Not endangered by physical death.
- Tao-te Ching (dailyzen.com)
Light clarifies as fire refines. An email about refining silver was sent by Kristen. Excerpted:
He explained that in refining silver, one needed to hold
the silver in the middle of the flame, where the heat was the
hottest, in order to burn away all the impurities.
The man answered that
yes, he not only had to sit there holding the silver, but he had to
keep his eyes on the silver the entire time it was in the flames. If
the silver was left even a moment too long, it would be destroyed.
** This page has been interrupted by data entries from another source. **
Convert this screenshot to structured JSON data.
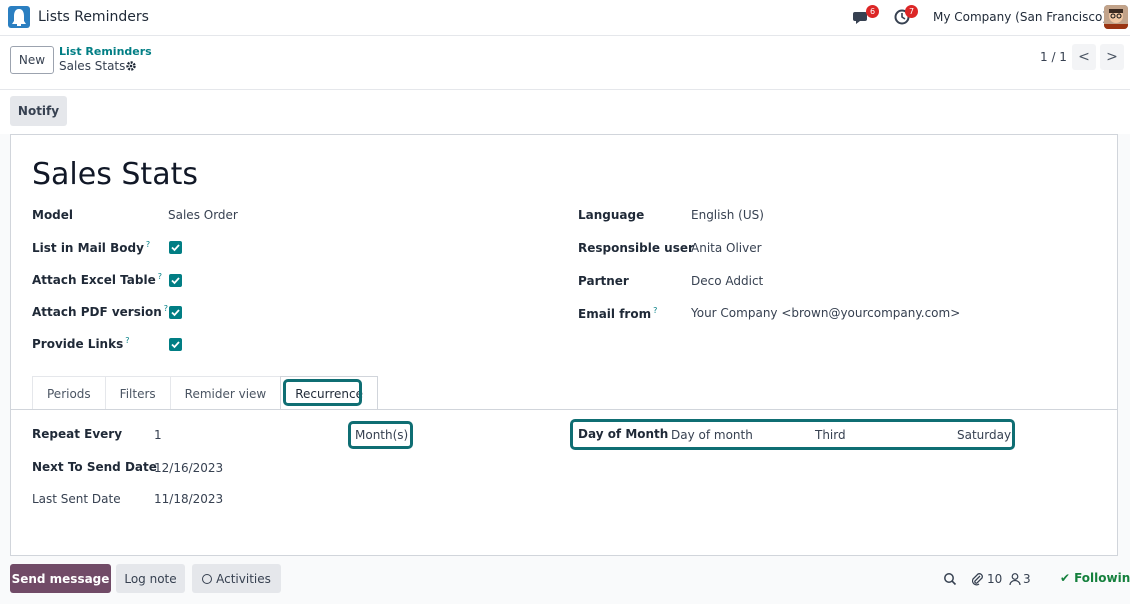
{
  "topbar": {
    "app_title": "Lists Reminders",
    "messages_count": "6",
    "activities_count": "7",
    "company": "My Company (San Francisco)"
  },
  "control": {
    "new_label": "New",
    "breadcrumb_parent": "List Reminders",
    "breadcrumb_current": "Sales Stats",
    "pager": "1 / 1",
    "prev_label": "<",
    "next_label": ">"
  },
  "actions": {
    "notify_label": "Notify"
  },
  "record": {
    "title": "Sales Stats",
    "left_fields": [
      {
        "label": "Model",
        "value": "Sales Order"
      },
      {
        "label": "List in Mail Body",
        "checked": true
      },
      {
        "label": "Attach Excel Table",
        "checked": true
      },
      {
        "label": "Attach PDF version",
        "checked": true
      },
      {
        "label": "Provide Links",
        "checked": true
      }
    ],
    "right_fields": [
      {
        "label": "Language",
        "value": "English (US)"
      },
      {
        "label": "Responsible user",
        "value": "Anita Oliver"
      },
      {
        "label": "Partner",
        "value": "Deco Addict"
      },
      {
        "label": "Email from",
        "value": "Your Company <brown@yourcompany.com>"
      }
    ],
    "help_mark": "?"
  },
  "tabs": [
    "Periods",
    "Filters",
    "Remider view",
    "Recurrence"
  ],
  "recurrence": {
    "repeat_label": "Repeat Every",
    "repeat_value": "1",
    "repeat_unit": "Month(s)",
    "next_label": "Next To Send Date",
    "next_value": "12/16/2023",
    "last_label": "Last Sent Date",
    "last_value": "11/18/2023",
    "day_label": "Day of Month",
    "day_mode": "Day of month",
    "day_ordinal": "Third",
    "day_weekday": "Saturday"
  },
  "chatter": {
    "send_label": "Send message",
    "log_label": "Log note",
    "activities_label": "Activities",
    "attachments_count": "10",
    "followers_count": "3",
    "following_label": "Following"
  },
  "colors": {
    "accent": "#017e84",
    "highlight": "#0f6e73",
    "primary": "#714b67",
    "badge": "#dc2626"
  }
}
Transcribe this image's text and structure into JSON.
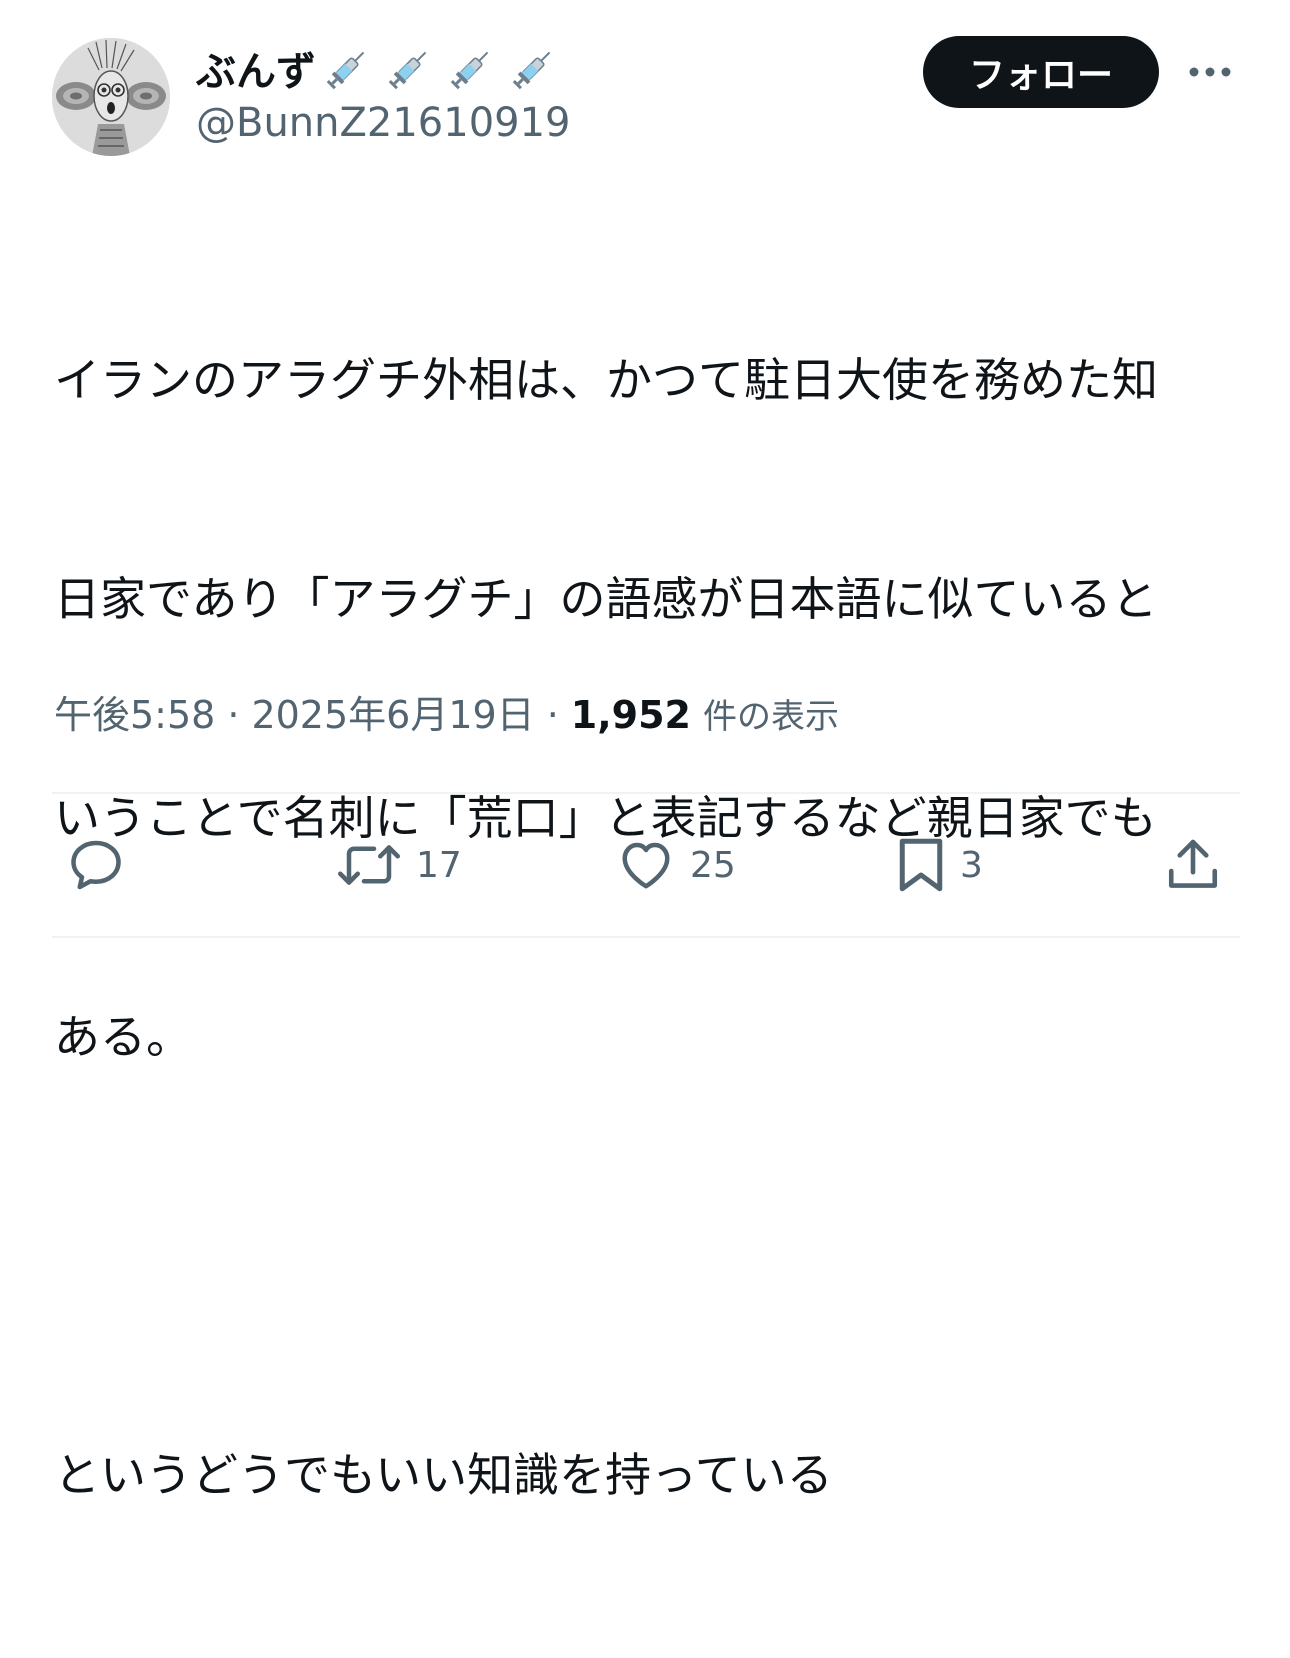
{
  "header": {
    "display_name": "ぶんず",
    "name_emojis": [
      "syringe-icon",
      "syringe-icon",
      "syringe-icon",
      "syringe-icon"
    ],
    "handle": "@BunnZ21610919",
    "follow_label": "フォロー"
  },
  "tweet": {
    "lines": [
      "イランのアラグチ外相は、かつて駐日大使を務めた知",
      "日家であり「アラグチ」の語感が日本語に似ていると",
      "いうことで名刺に「荒口」と表記するなど親日家でも",
      "ある。",
      "というどうでもいい知識を持っている"
    ]
  },
  "meta": {
    "time": "午後5:58",
    "separator": "·",
    "date": "2025年6月19日",
    "views_count": "1,952",
    "views_label": "件の表示"
  },
  "actions": {
    "reply_count": "",
    "retweet_count": "17",
    "like_count": "25",
    "bookmark_count": "3"
  },
  "colors": {
    "text_primary": "#0f1419",
    "text_secondary": "#536471",
    "follow_bg": "#0f1419",
    "divider": "#eff3f4"
  }
}
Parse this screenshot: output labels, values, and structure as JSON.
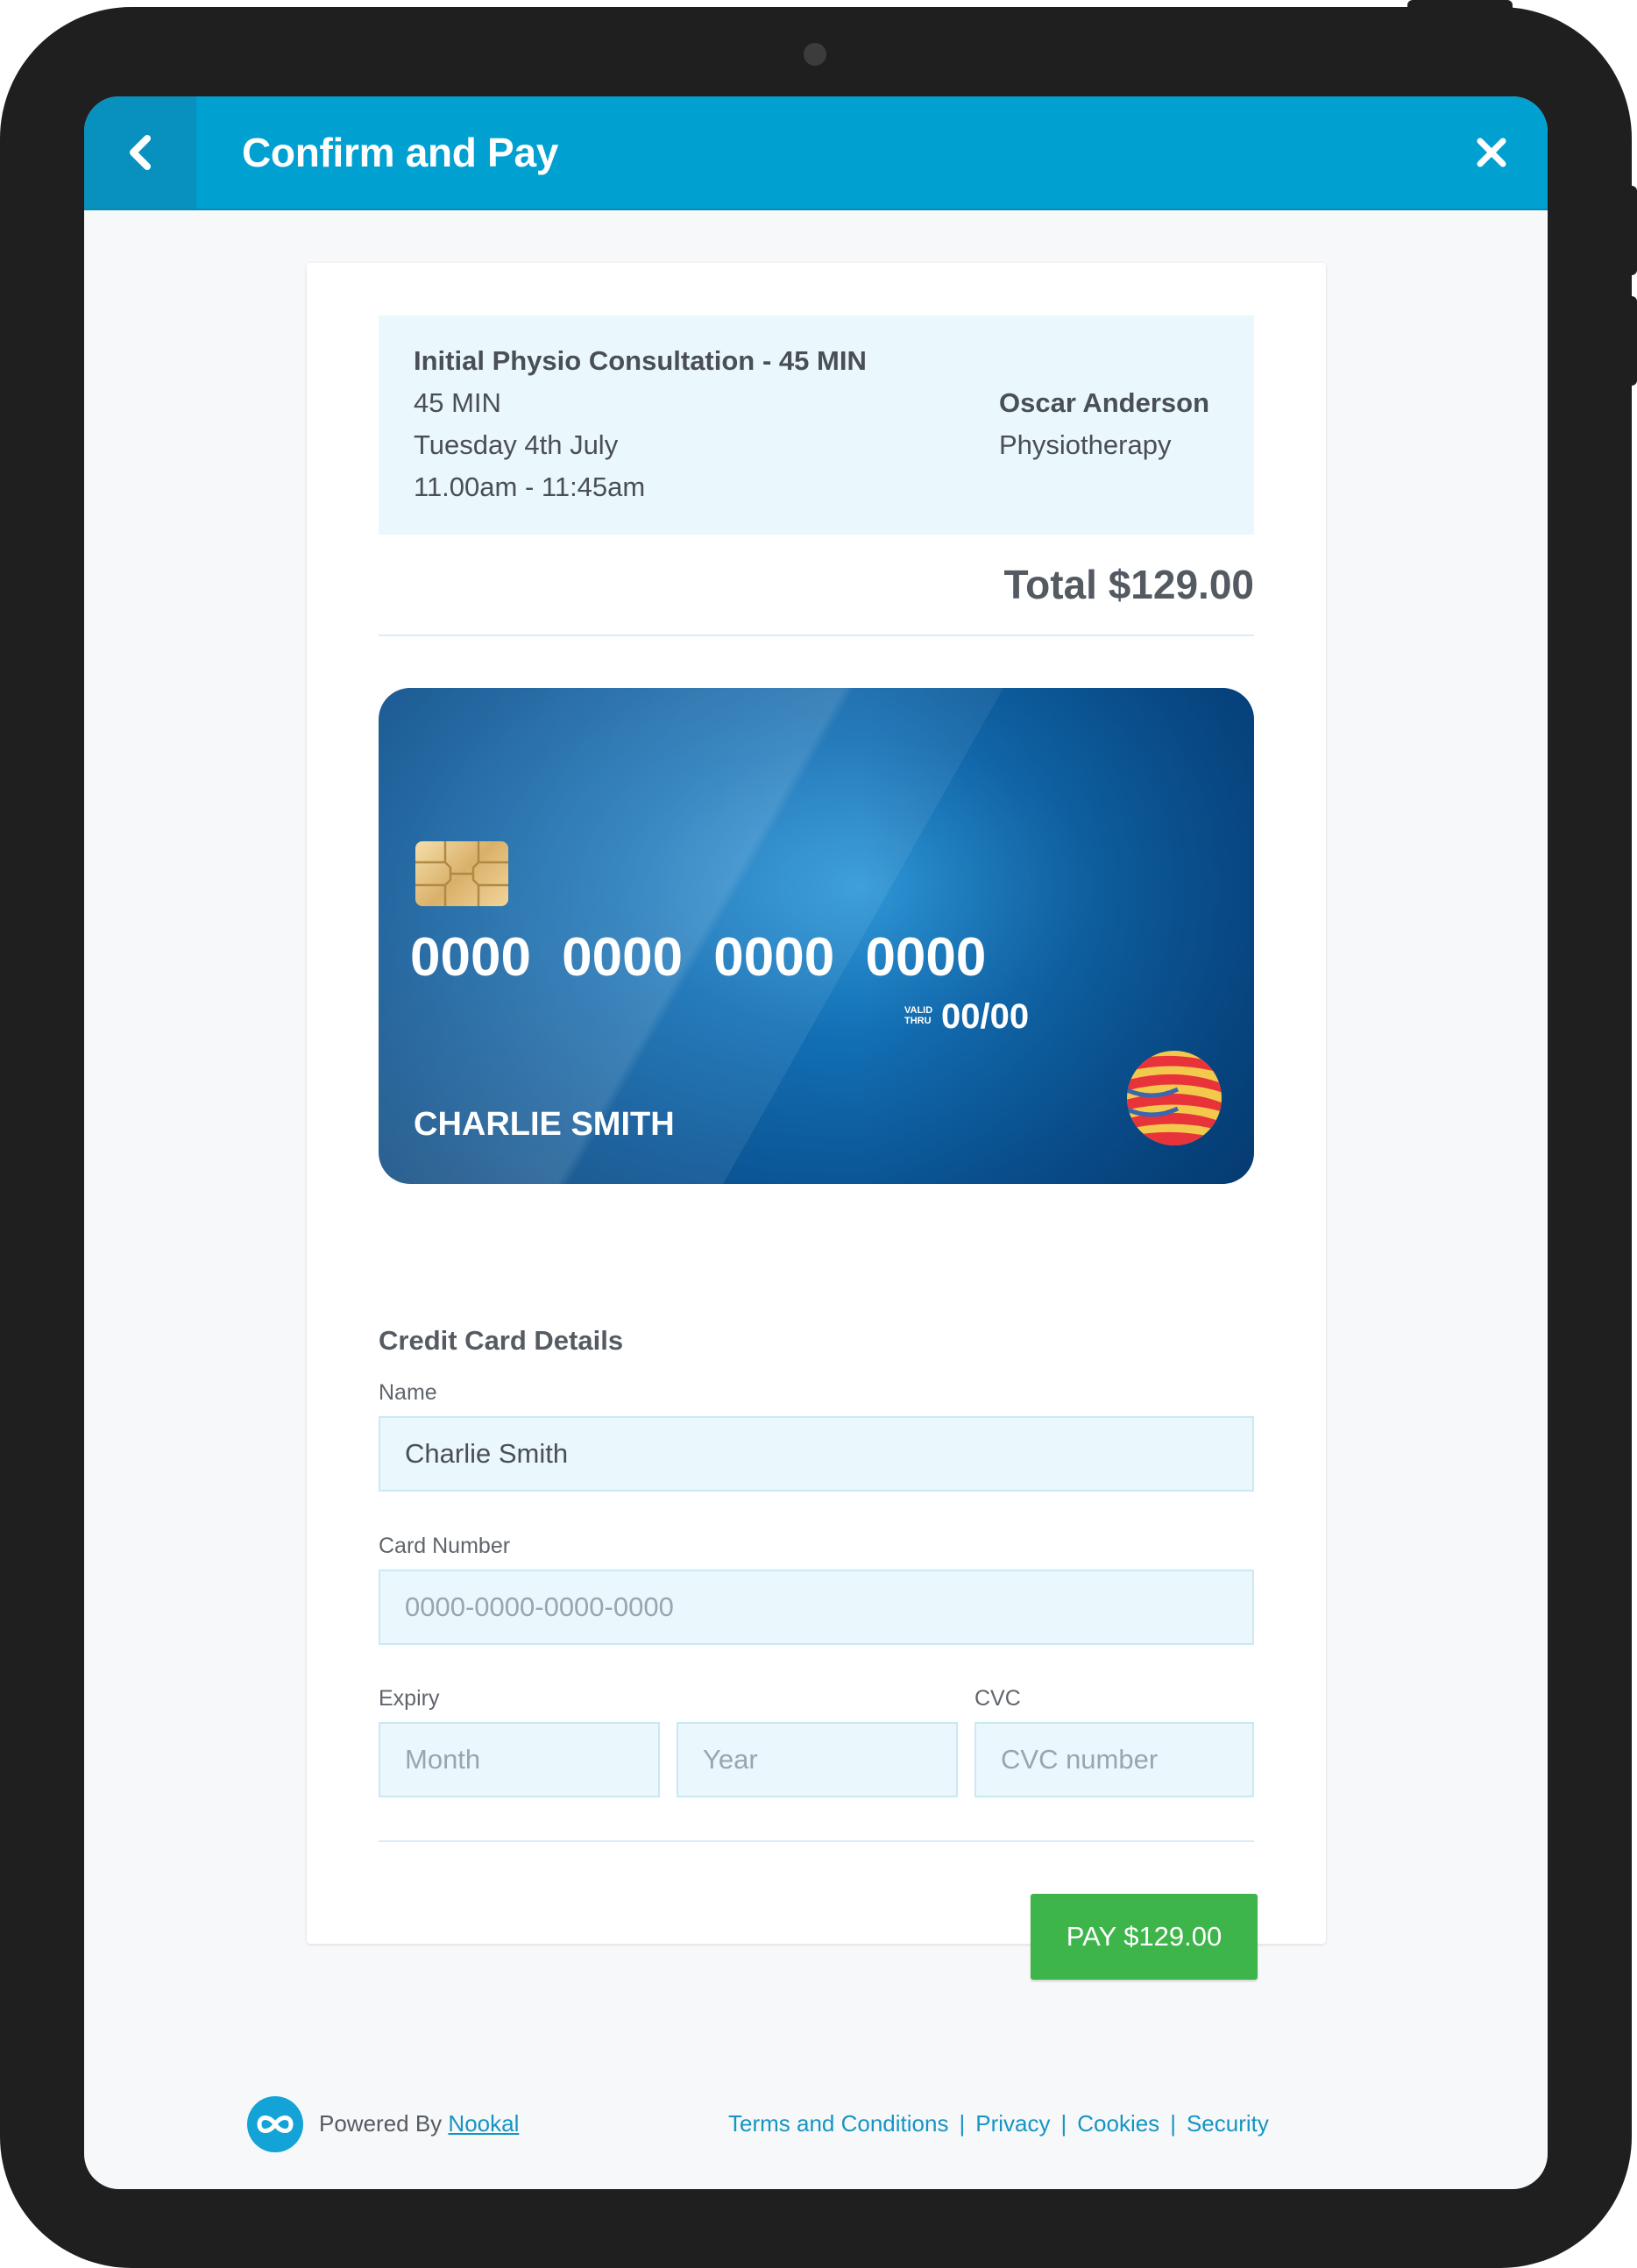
{
  "header": {
    "title": "Confirm and Pay",
    "back_icon": "chevron-left-icon",
    "close_icon": "close-icon"
  },
  "appointment": {
    "service": "Initial Physio Consultation",
    "duration_suffix": "- 45 MIN",
    "duration": "45 MIN",
    "date": "Tuesday 4th July",
    "time": "11.00am - 11:45am",
    "practitioner": "Oscar Anderson",
    "discipline": "Physiotherapy"
  },
  "total": "Total $129.00",
  "card_preview": {
    "number": "0000 0000 0000 0000",
    "valid_label_1": "VALID",
    "valid_label_2": "THRU",
    "expiry": "00/00",
    "holder": "CHARLIE SMITH"
  },
  "form": {
    "section_title": "Credit Card Details",
    "name_label": "Name",
    "name_value": "Charlie Smith",
    "card_number_label": "Card Number",
    "card_number_placeholder": "0000-0000-0000-0000",
    "expiry_label": "Expiry",
    "month_placeholder": "Month",
    "year_placeholder": "Year",
    "cvc_label": "CVC",
    "cvc_placeholder": "CVC number",
    "pay_label": "PAY $129.00"
  },
  "footer": {
    "powered_by": "Powered By",
    "brand_link": "Nookal",
    "links": [
      "Terms and Conditions",
      "Privacy",
      "Cookies",
      "Security"
    ],
    "separator": "|"
  },
  "colors": {
    "header": "#00a0d1",
    "pay_button": "#3db54a",
    "link": "#1595c4"
  }
}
The woman was silent for a moment. Then she asked the silversmith,
"How do you know when the silver is fully refined?" He smiled at her
and answered, "Oh, that's the easy part - when I see my image
reflected in it."
The value of sangha, community, church, supporting circle -- is the constant attentiveness, watchfulness, listening, appreciating and questioning. The work is done there, within and surrounding the gathering of individuals witnessing the transformation presence encourages.
Simeon held this truth in his hands. Anna told it to others. You and I always have a choice -- namely, do we divert our attention and energy away from the process at hand, or do we engage each and all in the reflective work of allowing what we have seen and heard dissolve into who we are in silence?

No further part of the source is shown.